An individual investor calls his broker and requests $100,000 of a certain stock for his portfolio. The broker sees that shares of that stock are currently being offered at $10 a share, and that there are 4,000 shares available on the New York Stock Exchange (NYSE), 3,000 on NASDAQ, and 3,000 on the BATS Global Exchange, for a total of 10,000 shares. Satisfied with his ability to fulfill his client’s request, the broker hits “submit”— only to find that these offerings have disappeared and that the cheapest offering price of the stock is now above $10 a share, resulting in a purchase of fewer than the expected 10,000 shares for his client.
This rapid, blink-of-an-eye increase in price is but one side effect of high-frequency trading (HFT), the newest technology to affect the stock market. Because the broker in our story was located at different physical distances from the NYSE, NASDAQ, and BATS servers, the various pieces of his order reached each exchange at different times. Due to faster fiber-optic cables and closer proximity to the exchanges’ servers, high-frequency traders saw the first portion of the broker’s order on one exchange, registered that he was interested in purchasing that security, bought it themselves on the second exchange, and offered it back to the broker at a higher price when his request reached the second exchange—and so on, until his order was filled. As a result, after the broker completed the order, his client ended up with fewer than the anticipated 10,000 shares due to the increased share price—all because high-frequency traders saw the order coming.

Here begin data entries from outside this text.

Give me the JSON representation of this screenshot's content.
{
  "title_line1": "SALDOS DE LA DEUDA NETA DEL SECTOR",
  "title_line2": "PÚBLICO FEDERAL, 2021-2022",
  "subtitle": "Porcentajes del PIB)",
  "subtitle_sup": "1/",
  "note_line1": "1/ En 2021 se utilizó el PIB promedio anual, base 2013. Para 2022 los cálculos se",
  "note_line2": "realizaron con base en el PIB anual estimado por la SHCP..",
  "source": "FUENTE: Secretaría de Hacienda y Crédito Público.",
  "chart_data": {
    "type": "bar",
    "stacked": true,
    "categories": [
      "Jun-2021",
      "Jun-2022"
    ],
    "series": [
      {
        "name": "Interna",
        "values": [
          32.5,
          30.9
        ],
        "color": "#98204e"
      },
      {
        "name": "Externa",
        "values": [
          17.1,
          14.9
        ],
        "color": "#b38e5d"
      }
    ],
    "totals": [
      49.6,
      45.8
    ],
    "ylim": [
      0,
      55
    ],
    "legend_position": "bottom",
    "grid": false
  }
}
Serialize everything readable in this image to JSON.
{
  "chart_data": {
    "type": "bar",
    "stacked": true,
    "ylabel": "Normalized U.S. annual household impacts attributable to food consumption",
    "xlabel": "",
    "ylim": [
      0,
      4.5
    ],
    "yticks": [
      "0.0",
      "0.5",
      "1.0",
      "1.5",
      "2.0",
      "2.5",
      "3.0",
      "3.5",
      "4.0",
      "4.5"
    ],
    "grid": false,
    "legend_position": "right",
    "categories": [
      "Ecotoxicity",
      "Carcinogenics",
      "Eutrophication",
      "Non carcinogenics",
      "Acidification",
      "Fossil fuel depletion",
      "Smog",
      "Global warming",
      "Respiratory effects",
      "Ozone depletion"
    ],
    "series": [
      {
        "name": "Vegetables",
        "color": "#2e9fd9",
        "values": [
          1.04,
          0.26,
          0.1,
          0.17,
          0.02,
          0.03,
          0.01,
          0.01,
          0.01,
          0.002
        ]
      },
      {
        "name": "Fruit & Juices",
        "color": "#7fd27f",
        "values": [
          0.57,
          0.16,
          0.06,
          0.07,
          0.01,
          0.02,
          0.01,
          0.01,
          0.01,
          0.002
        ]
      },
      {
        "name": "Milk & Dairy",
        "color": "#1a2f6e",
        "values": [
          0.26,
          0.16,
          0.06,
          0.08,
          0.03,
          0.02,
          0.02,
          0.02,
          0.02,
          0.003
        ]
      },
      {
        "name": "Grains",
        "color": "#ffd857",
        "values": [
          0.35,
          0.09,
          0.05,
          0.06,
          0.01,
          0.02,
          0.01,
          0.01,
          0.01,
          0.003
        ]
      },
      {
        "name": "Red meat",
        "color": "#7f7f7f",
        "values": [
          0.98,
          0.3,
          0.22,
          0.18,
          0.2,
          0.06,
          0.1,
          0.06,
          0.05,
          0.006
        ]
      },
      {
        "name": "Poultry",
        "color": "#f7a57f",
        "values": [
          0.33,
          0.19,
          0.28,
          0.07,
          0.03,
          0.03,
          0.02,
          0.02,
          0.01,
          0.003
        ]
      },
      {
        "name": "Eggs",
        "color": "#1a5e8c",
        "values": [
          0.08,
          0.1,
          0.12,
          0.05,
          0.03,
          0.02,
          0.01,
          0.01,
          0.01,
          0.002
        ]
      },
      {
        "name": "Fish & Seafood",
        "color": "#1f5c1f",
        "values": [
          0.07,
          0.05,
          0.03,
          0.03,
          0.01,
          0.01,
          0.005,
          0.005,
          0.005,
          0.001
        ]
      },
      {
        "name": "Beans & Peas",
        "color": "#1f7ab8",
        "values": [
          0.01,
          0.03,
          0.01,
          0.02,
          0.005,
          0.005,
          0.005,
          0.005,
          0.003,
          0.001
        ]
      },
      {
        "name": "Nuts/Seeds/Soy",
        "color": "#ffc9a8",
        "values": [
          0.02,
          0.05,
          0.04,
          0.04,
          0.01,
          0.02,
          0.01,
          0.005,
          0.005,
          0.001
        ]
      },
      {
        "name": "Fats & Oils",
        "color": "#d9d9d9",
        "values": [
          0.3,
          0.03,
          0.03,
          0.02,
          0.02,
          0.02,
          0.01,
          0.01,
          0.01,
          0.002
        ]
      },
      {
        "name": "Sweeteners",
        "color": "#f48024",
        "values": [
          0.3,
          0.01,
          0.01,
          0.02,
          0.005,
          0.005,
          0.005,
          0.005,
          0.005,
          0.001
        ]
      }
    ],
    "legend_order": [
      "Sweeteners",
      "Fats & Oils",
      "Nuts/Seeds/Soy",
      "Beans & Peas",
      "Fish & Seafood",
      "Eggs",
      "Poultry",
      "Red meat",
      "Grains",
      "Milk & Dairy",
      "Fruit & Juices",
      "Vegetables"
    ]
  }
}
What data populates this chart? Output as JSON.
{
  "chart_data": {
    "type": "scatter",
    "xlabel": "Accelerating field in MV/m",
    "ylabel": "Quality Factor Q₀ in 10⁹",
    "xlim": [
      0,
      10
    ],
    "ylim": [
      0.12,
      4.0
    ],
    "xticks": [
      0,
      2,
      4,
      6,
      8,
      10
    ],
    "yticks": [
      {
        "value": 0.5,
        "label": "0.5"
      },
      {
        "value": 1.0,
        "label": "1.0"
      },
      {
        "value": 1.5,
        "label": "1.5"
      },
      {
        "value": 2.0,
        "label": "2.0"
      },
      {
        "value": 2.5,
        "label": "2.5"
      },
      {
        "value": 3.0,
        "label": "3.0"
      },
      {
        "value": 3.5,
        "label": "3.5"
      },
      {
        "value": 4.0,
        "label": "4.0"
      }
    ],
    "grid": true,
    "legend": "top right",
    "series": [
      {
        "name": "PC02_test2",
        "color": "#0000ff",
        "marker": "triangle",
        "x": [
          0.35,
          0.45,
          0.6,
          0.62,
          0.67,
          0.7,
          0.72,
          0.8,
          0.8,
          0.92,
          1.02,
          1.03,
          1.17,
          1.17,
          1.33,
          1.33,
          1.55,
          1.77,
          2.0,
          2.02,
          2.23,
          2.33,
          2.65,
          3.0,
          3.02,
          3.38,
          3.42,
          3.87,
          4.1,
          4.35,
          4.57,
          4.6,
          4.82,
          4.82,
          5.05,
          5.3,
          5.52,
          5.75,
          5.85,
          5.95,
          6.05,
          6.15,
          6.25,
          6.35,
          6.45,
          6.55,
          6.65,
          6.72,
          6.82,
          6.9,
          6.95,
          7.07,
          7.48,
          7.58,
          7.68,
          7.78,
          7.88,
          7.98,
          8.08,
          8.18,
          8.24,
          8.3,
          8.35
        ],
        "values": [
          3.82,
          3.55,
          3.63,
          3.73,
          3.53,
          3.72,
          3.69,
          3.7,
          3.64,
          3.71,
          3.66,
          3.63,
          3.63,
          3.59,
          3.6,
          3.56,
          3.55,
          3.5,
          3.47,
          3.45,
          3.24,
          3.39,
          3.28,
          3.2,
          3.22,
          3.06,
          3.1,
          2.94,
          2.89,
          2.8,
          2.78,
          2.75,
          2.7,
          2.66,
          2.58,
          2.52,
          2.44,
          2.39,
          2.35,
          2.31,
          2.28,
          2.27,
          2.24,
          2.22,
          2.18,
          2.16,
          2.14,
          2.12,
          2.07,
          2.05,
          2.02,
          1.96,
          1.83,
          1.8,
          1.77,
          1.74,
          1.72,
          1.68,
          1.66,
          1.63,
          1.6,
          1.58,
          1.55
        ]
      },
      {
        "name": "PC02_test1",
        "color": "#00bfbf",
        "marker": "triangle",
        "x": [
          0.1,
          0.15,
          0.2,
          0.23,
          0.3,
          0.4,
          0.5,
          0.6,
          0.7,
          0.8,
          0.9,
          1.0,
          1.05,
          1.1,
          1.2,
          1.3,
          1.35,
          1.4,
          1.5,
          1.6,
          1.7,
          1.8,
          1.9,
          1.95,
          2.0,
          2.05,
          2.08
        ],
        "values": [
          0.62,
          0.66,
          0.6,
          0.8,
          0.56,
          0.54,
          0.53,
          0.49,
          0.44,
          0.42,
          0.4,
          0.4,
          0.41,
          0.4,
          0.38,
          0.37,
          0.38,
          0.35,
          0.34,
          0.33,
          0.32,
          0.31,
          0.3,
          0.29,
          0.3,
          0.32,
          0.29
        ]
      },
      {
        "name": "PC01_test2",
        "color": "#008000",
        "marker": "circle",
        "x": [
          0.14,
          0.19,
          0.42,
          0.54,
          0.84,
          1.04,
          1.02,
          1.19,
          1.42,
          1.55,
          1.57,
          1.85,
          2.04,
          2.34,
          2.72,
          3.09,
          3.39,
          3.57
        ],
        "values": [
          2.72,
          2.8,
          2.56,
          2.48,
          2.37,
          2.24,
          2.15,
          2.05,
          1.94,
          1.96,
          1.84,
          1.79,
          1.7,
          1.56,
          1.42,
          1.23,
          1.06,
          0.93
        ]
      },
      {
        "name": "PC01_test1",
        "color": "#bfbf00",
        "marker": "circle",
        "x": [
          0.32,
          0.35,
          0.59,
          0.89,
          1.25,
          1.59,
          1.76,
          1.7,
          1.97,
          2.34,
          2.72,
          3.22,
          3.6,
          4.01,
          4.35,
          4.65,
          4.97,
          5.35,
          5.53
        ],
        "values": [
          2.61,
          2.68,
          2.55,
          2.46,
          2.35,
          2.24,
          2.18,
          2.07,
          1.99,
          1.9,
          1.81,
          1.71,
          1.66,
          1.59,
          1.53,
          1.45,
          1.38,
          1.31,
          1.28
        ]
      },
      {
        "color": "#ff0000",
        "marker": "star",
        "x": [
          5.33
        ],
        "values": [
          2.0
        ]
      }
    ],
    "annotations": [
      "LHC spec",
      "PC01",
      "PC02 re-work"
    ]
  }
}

HFT has been gaining traction in the marketplace since the late 2000s and will likely continue to increase its share over time as investors seek access to higher speeds and faster trades. Along with the advantages of increased speed, however, come many negative effects for investors still utilizing slower, moreconventional electronic trading strategies. Such investors, stung by lost profits and increased prices, have begun to seek protection and relief through the federal securities laws—but how likely are their claims to succeed? And, in the event that HFT becomes a standard practice among investors, how should litigants in securities class actions react to this new technology?